Since Sam laughs it off, it must be OK; he must be OK. It’s a running joke. Dean calls the shots and Sam ducks his head, only rebelling wen Dean’s not around. 
 I just find it interesting that Dean has a condemning tone when he compares Sam and John, but he continues to take John’s lead in decision-making strategies. He picks and chooses the aspects of John he finds acceptable, pieces that help him retain control.
And that’s what all of this comes down to. Control of Sam. Dean knows what Sam thinks, that he’s changed since hell. Dean is upset at Sam’s change of opinion, and using John’s wishes is a convenient way to keep him in line. He wants to use Sam’s insecurity to keep him in check, too.
 Dean didn’t expect all this crap to change his brother, but it did, irrevocably. Dean going to Hell for Sam didn’t keep his brother whole. It broke him.
 It doesn’t help that John gave Dean his new mission with his dying breath and YED planted a seed in Dean’s brain once he brought him back. Both these incidents provided ample “justification” for his dehumanization of his brother.
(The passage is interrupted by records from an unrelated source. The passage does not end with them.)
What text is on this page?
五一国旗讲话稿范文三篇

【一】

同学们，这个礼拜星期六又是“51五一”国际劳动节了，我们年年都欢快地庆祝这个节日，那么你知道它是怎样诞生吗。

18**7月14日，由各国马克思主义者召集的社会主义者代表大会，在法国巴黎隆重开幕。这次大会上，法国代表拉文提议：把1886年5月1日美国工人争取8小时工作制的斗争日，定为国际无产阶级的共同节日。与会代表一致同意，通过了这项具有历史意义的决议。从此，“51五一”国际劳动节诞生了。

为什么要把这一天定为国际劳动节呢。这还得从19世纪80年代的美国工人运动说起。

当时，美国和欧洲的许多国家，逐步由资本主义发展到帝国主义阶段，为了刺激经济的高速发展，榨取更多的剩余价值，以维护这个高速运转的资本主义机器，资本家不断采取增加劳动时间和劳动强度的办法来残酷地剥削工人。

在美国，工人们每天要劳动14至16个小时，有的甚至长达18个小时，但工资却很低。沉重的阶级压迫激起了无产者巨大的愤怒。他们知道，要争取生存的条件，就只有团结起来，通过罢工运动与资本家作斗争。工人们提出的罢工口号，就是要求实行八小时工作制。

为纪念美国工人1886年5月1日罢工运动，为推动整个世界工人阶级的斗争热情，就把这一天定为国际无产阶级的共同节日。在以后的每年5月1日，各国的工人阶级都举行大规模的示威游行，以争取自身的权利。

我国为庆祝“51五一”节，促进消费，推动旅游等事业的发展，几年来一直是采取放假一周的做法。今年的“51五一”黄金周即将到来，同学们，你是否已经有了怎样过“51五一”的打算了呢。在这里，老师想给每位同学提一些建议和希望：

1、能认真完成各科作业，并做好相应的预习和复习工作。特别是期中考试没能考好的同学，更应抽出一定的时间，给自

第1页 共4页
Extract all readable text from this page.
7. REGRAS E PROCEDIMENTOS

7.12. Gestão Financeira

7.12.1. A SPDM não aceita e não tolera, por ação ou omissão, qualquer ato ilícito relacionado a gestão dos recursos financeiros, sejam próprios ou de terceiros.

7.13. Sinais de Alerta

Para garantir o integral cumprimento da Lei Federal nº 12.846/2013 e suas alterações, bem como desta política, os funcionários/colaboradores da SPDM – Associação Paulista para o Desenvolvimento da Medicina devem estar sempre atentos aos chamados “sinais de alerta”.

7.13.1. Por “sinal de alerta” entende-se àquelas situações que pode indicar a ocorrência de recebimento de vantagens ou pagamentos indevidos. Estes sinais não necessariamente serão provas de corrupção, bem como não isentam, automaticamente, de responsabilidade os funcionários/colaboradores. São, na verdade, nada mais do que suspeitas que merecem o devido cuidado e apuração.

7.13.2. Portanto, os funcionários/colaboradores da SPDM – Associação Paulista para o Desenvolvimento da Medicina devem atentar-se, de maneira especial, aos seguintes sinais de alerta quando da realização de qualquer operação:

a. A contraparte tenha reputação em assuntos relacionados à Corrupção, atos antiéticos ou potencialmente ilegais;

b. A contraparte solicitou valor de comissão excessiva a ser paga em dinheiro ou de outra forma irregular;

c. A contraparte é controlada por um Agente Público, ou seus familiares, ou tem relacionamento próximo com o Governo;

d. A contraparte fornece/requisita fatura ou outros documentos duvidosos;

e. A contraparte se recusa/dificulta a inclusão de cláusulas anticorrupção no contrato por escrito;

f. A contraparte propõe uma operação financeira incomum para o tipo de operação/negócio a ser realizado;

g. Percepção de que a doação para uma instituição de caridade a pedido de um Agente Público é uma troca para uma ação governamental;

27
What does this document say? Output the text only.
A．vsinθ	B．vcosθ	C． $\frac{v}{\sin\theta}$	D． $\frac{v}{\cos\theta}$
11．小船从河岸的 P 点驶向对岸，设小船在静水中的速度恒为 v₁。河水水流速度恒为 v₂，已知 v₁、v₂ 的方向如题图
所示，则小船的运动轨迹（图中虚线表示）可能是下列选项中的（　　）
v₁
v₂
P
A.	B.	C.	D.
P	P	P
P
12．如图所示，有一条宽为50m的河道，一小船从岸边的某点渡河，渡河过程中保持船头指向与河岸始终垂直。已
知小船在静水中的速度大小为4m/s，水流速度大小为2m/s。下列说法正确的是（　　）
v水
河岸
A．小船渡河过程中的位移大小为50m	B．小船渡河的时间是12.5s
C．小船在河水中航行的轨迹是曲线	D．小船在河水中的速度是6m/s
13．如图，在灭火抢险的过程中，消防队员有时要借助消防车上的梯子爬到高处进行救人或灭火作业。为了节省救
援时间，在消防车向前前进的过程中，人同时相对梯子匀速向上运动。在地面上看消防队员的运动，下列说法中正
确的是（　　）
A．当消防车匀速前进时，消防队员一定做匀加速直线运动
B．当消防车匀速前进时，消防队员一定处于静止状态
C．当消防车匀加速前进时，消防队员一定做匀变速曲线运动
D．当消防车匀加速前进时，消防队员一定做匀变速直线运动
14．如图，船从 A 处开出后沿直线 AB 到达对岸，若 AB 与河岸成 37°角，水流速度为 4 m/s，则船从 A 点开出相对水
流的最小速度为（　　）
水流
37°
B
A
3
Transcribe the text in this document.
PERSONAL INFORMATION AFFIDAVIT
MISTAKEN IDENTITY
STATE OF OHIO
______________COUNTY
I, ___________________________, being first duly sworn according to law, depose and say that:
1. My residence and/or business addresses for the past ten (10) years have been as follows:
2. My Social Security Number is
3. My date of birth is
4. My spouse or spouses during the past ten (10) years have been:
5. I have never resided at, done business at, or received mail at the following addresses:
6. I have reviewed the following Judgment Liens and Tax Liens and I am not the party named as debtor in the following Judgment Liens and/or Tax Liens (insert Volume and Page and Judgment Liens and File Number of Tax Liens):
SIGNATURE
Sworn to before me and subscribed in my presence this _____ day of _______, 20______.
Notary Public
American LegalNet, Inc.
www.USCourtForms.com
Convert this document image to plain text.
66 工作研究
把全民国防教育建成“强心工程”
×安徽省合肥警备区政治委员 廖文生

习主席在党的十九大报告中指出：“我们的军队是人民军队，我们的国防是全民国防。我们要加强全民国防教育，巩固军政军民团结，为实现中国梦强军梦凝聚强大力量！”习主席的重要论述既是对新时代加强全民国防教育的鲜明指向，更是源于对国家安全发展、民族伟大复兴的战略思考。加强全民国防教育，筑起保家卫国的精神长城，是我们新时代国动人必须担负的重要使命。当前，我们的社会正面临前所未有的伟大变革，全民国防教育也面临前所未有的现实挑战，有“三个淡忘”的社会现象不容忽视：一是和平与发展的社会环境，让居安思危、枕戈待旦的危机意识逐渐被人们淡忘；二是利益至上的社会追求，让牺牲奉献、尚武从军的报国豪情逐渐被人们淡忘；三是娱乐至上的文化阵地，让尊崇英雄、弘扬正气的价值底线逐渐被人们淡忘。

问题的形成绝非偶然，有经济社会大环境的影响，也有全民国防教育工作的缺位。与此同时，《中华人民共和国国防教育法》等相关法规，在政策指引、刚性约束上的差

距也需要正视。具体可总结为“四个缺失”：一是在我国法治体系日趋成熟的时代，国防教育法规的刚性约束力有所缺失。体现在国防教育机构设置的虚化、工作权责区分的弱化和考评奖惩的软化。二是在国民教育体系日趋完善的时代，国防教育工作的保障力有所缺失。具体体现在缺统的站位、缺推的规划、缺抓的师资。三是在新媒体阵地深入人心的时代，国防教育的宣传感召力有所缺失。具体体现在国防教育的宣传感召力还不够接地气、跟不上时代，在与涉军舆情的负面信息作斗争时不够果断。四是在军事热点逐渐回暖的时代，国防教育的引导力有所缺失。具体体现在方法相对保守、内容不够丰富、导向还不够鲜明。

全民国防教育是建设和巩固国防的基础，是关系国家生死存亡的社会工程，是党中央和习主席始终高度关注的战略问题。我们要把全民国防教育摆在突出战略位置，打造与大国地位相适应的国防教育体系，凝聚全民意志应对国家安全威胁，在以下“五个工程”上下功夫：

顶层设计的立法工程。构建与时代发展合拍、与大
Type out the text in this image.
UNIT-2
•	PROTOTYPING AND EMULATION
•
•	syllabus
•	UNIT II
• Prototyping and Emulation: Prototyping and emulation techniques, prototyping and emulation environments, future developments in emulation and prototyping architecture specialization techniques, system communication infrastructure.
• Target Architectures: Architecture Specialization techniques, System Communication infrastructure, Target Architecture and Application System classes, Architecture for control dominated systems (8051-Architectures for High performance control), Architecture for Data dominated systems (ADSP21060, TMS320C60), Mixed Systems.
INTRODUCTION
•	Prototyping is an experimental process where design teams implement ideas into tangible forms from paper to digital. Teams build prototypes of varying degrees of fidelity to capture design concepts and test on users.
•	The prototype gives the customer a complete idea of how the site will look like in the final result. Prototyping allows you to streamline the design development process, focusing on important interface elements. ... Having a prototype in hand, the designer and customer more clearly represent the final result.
 Is Sam still Sam? Or is he a monster?

And, really, Sam and ‘Adam” are paralleled. Sam takes a big brother role, and he eventually finds out he was mentoring a monster. They both want revenge on something that killed a close family member. Does Dean think that will happen to him, that his attempts at controlling Sam will come back to bite him? (I’m sorry. That’s an uncalled-for pun.)
Maybe it’s easier to lay it all at the feet of John. You’re just like Dad.
And maybe it’s easier for Dean to see Sam as a monster than a broken person, a shadow of the child who’d idolized him. Then he doesn’t have to feel at all responsible.